Rondalla: Making It Relevant to the Young

Posted in: World Music by richard magbanua on July 23rd, 2008 | 0 Comments

Bringing the rondalla back into the consciousness and interest of the young is a great challenge at this time, when head-banging and hi-tech musical gadgets are the in-thing. The Children’s Rondalla of Hamtic, Antique, Philippines gives hope to music lovers to relive indigenous music and instruments. Thus, a big chance of getting back rondalla into its popularity.

The rondalla is a popular musical group of locally-made stringed instruments. The rondalla is a Spanish folk custom of folk musicians performing in various town or barrio especially during fiestas and other significant occasions. It was brought to the Philippines during the Spanish period but achieved its popularity during the American Period. It was widely known as the native string band, composed of plectrum instruments such as banduria, laud, octavina, guitar and bajo de uñas or the Filipino bass guitar.

Bringing the rondalla back into the consciousness and interest of the young is a challenge at this time, when head-banging and hi-tech musical gadgets are the in-thing. Yet music as a universal means of expression gives hope to music lovers to relive indigenous music and instruments. The rondalla has a big chance of getting back into its popularity. The more challenging role part is where and with whom to start it.

The Paaralang Buhay Ng Igbucagay, a pilot school of the Child-Friendly Program of the UNICEF in the Municipality of Hamtic was the first school where a rondalla was organized in Antique in 2001. The organization of Hamtic Children’s Rondalla aims to enhance the musical talents of the young and budding pupils in playing stringed instruments such as the banduria, octavina, banjo and guitar. Subsequently, the Hamtic Children’s Rondalla has evolved through the efforts of Mrs. Ma.
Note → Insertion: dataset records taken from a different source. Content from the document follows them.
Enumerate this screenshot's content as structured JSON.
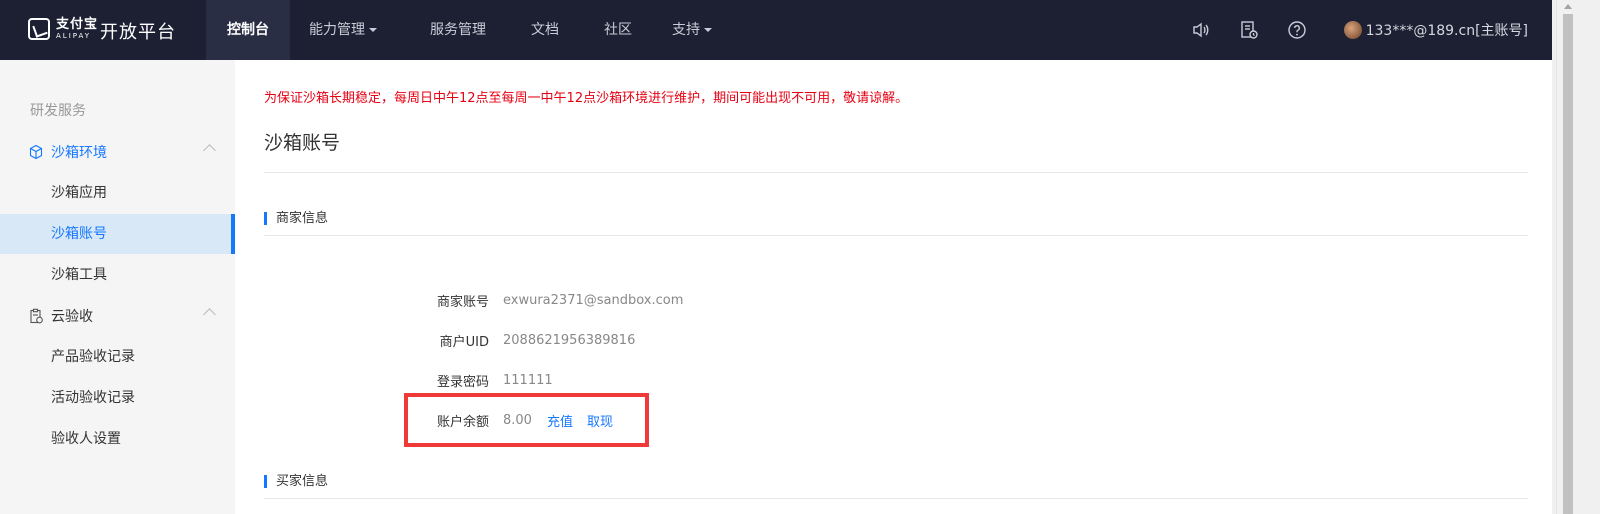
{
  "header": {
    "logo": {
      "cn": "支付宝",
      "en": "ALIPAY"
    },
    "platform": "开放平台",
    "nav": [
      {
        "label": "控制台",
        "active": true,
        "dropdown": false
      },
      {
        "label": "能力管理",
        "active": false,
        "dropdown": true
      },
      {
        "label": "服务管理",
        "active": false,
        "dropdown": false
      },
      {
        "label": "文档",
        "active": false,
        "dropdown": false
      },
      {
        "label": "社区",
        "active": false,
        "dropdown": false
      },
      {
        "label": "支持",
        "active": false,
        "dropdown": true
      }
    ],
    "icons": [
      "speaker-icon",
      "document-clock-icon",
      "help-icon"
    ],
    "user": "133***@189.cn[主账号]"
  },
  "sidebar": {
    "section": "研发服务",
    "groups": [
      {
        "label": "沙箱环境",
        "icon": "cube-icon",
        "expanded": true,
        "items": [
          {
            "label": "沙箱应用",
            "active": false
          },
          {
            "label": "沙箱账号",
            "active": true
          },
          {
            "label": "沙箱工具",
            "active": false
          }
        ]
      },
      {
        "label": "云验收",
        "icon": "clipboard-icon",
        "expanded": true,
        "items": [
          {
            "label": "产品验收记录",
            "active": false
          },
          {
            "label": "活动验收记录",
            "active": false
          },
          {
            "label": "验收人设置",
            "active": false
          }
        ]
      }
    ]
  },
  "main": {
    "notice": "为保证沙箱长期稳定，每周日中午12点至每周一中午12点沙箱环境进行维护，期间可能出现不可用，敬请谅解。",
    "title": "沙箱账号",
    "merchant_section": "商家信息",
    "merchant": {
      "account_label": "商家账号",
      "account_value": "exwura2371@sandbox.com",
      "uid_label": "商户UID",
      "uid_value": "2088621956389816",
      "password_label": "登录密码",
      "password_value": "111111",
      "balance_label": "账户余额",
      "balance_value": "8.00",
      "recharge": "充值",
      "withdraw": "取现"
    },
    "buyer_section": "买家信息"
  },
  "colors": {
    "topbar": "#1d2033",
    "accent": "#1677ff",
    "notice": "#e60012",
    "highlight_box": "#f03a3a"
  }
}
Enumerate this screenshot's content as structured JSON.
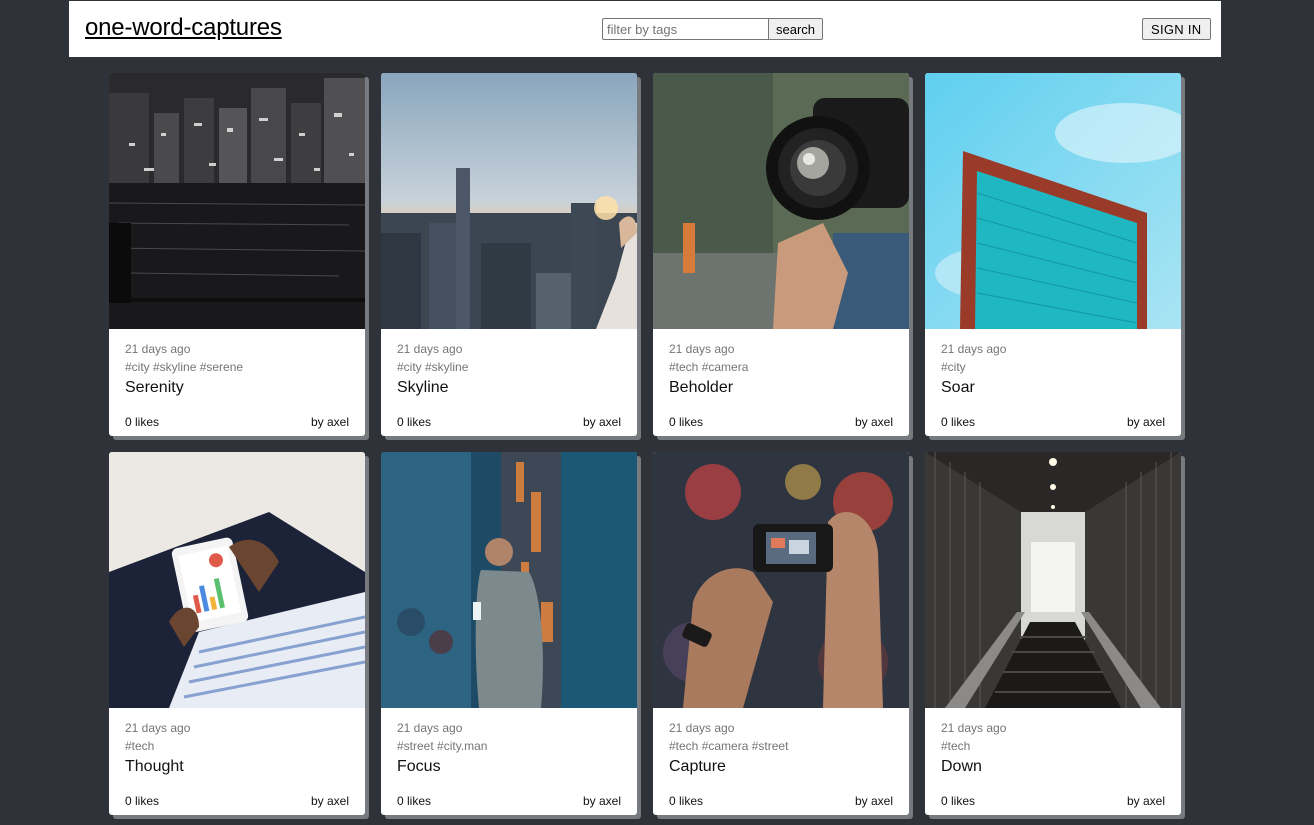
{
  "header": {
    "brand": "one-word-captures",
    "search_placeholder": "filter by tags",
    "search_label": "search",
    "signin_label": "SIGN IN"
  },
  "posts": [
    {
      "time": "21 days ago",
      "tags": "#city #skyline #serene",
      "title": "Serenity",
      "likes": "0 likes",
      "author": "by axel"
    },
    {
      "time": "21 days ago",
      "tags": "#city #skyline",
      "title": "Skyline",
      "likes": "0 likes",
      "author": "by axel"
    },
    {
      "time": "21 days ago",
      "tags": "#tech #camera",
      "title": "Beholder",
      "likes": "0 likes",
      "author": "by axel"
    },
    {
      "time": "21 days ago",
      "tags": "#city",
      "title": "Soar",
      "likes": "0 likes",
      "author": "by axel"
    },
    {
      "time": "21 days ago",
      "tags": "#tech",
      "title": "Thought",
      "likes": "0 likes",
      "author": "by axel"
    },
    {
      "time": "21 days ago",
      "tags": "#street #city.man",
      "title": "Focus",
      "likes": "0 likes",
      "author": "by axel"
    },
    {
      "time": "21 days ago",
      "tags": "#tech #camera #street",
      "title": "Capture",
      "likes": "0 likes",
      "author": "by axel"
    },
    {
      "time": "21 days ago",
      "tags": "#tech",
      "title": "Down",
      "likes": "0 likes",
      "author": "by axel"
    }
  ],
  "colors": {
    "page_background": "#2f3238",
    "card_background": "#ffffff",
    "muted_text": "#757575"
  }
}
Magdalena Bandiola, a music enthusiast shared her time in training and developing the skills and talents of selected pupils to play stringed instruments during their leisure hours. It’s a great challenge to the trainer in coaching young children to play stringed instruments.

To date, the Hamtic Children’s Rondalla is composed of twenty seven young children, with the aim to set a new trend of expressing folk and contemporary music. Thus, the Hamtic Children’s Rondalla continues its mission to provide the young generation a chance to rediscover music and harness their creative energies and express them artistically through music.